Crime scene, DNA, ballistics, the role and excesses of files

Le Monde : 10.01.2010

Forensic investigators are the new heroes of American series – Les Experts – and French series – RIS Police scientifique.

Since 2003, forensic scientists have been using a new molecule that reacts to iron ions in the blood, Bluestar luminol, which is active in the dark

Every week a DNA analysis makes the headlines, as we saw this autumn with the traces found on the envelope of the Grégory case’s corbel, then during the escape of Jean-Pierre Treiber… But how does the real French scientific policy work? To find out, I went into the laboratories of Marseille and Lyon, interviewed investigators, met researchers who are passionate about police investigation work and are bound by their professional code of ethics – and noted the growing, and worrying, importance of DNA files in solving criminal investigations

REPORTAGE (published in part in Le Monde Magazine, January 2010)

1- WHERE WE ATTEND THE MORNING TOUR OF THE FORENSIC LABORATORY OF MARSEILLE

We have hair traces in 4522, the case of the robbery with kidnapping of elderly people.
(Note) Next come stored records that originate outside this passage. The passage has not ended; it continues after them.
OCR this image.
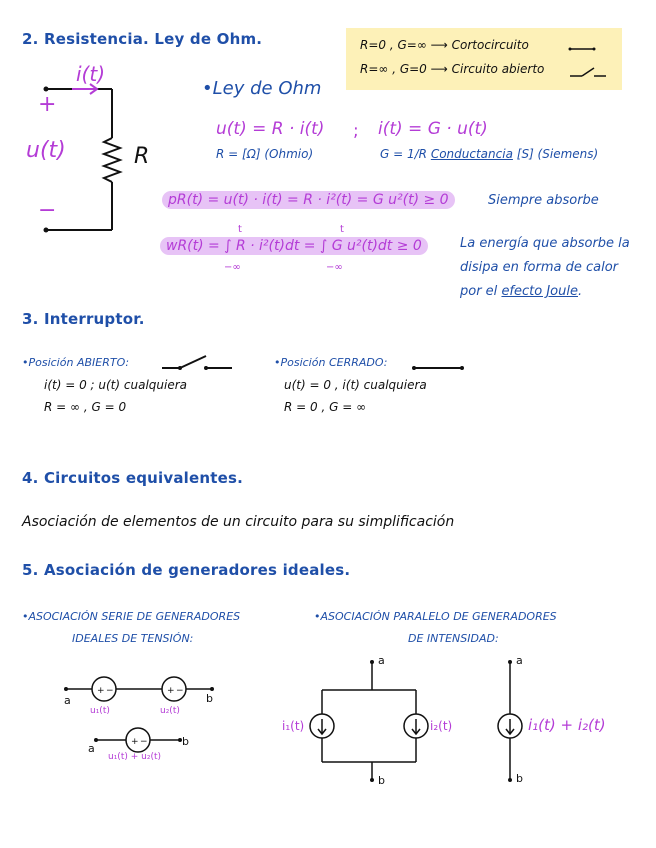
2. Resistencia. Ley de Ohm.
i(t)
+
u(t)
−
R
R=0 , G=∞ ⟶ Cortocircuito
R=∞ , G=0 ⟶ Circuito abierto
•Ley de Ohm
u(t) = R · i(t) ; i(t) = G · u(t)
R = [Ω] (Ohmio)	G = 1/R Conductancia [S] (Siemens)
pR(t) = u(t) · i(t) = R · i²(t) = G u²(t) ≥ 0	Siempre absorbe
wR(t) = ∫ R · i²(t)dt = ∫ G u²(t)dt ≥ 0
t
−∞
t
−∞
La energía que absorbe la
disipa en forma de calor
por el efecto Joule.
3. Interruptor.
•Posición ABIERTO:
i(t) = 0 ; u(t) cualquiera
R = ∞ , G = 0
•Posición CERRADO:
u(t) = 0 , i(t) cualquiera
R = 0 , G = ∞
4. Circuitos equivalentes.
Asociación de elementos de un circuito para su simplificación
5. Asociación de generadores ideales.
•ASOCIACIÓN SERIE DE GENERADORES
IDEALES DE TENSIÓN:
•ASOCIACIÓN PARALELO DE GENERADORES
DE INTENSIDAD:
+ −	+ −
+ −
a	b
u₁(t)	u₂(t)
a
b
u₁(t) + u₂(t)
a
b
i₁(t)	i₂(t)
a
b
i₁(t) + i₂(t)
Hair was found on the adhesives that bound them.

Coffee in hand, the head of the “Biology” section opens the discussion in a small, low room. The eight heads of department of the Marseille forensic laboratory, engineers and former doctoral students, dressed very casually, meet for the morning’s overview – the “demand review”. Philippe Shaad, the director, the only one wearing a tie, looks stern and says: “We have to try to prioritise. “

That morning, 16 files and 58 coded and numbered seals arrived for biology alone, transmitted by police services in a hurry. Most of them are from robberies and burglaries. There are several DNA samples from ‘individuals’ (the police always say ‘individual’), bloodstains and a swab from a telephone cable.

-The other emergency is 4777, the homicide with a presumption of rape,” continued the Biology Officer. We have 21 stab wounds, blood. The body has been moved, we should see if we can find any plants. He was outside for a long time, and as it has rained a lot, I’m afraid that the DNA won’t tell us anything. We should do some more tests, and concentrate on the car, seal it up… maybe we’ll find some usable traces.

-Well, I’ll call the Commissioner,” says the director. He’s feeling the pressure. Speeding up the result is his job – “I have to streamline” he says.

INPS Marseille handles 500 cases per month, thousands of seals

Since the Sarkozy law of 2003 on “Internal Security” and the methodical collection of DNA by the police, requests to the forensic police have soared. “We are moving from the craft to the industry,” explains Philippe Shaad.

The floor is given to the “Fire-explosions”. Big suspense. Because that morning, a heavy gun battle once again made the headlines in Marseille. Machine-gunned in front of the Velodrome stadium” headlines La Provence. What happened?

At around midday, two individuals wearing black helmets fired automatic pistols and Kalashnikovs at a man who was leaving a gym. Ten bullets, head and chest. The man, a former released bank robber, was suspected of having shot a known gangster in September 2007. Revenge, no doubt. Before fleeing, the two assailants set fire to their car. The men of the “fire and explosion” unit are trying to identify the explosive used. If it was a grenade, they will be able to cross-check. If it was a Molotov cocktail, they will analyse the fuses and the petrol.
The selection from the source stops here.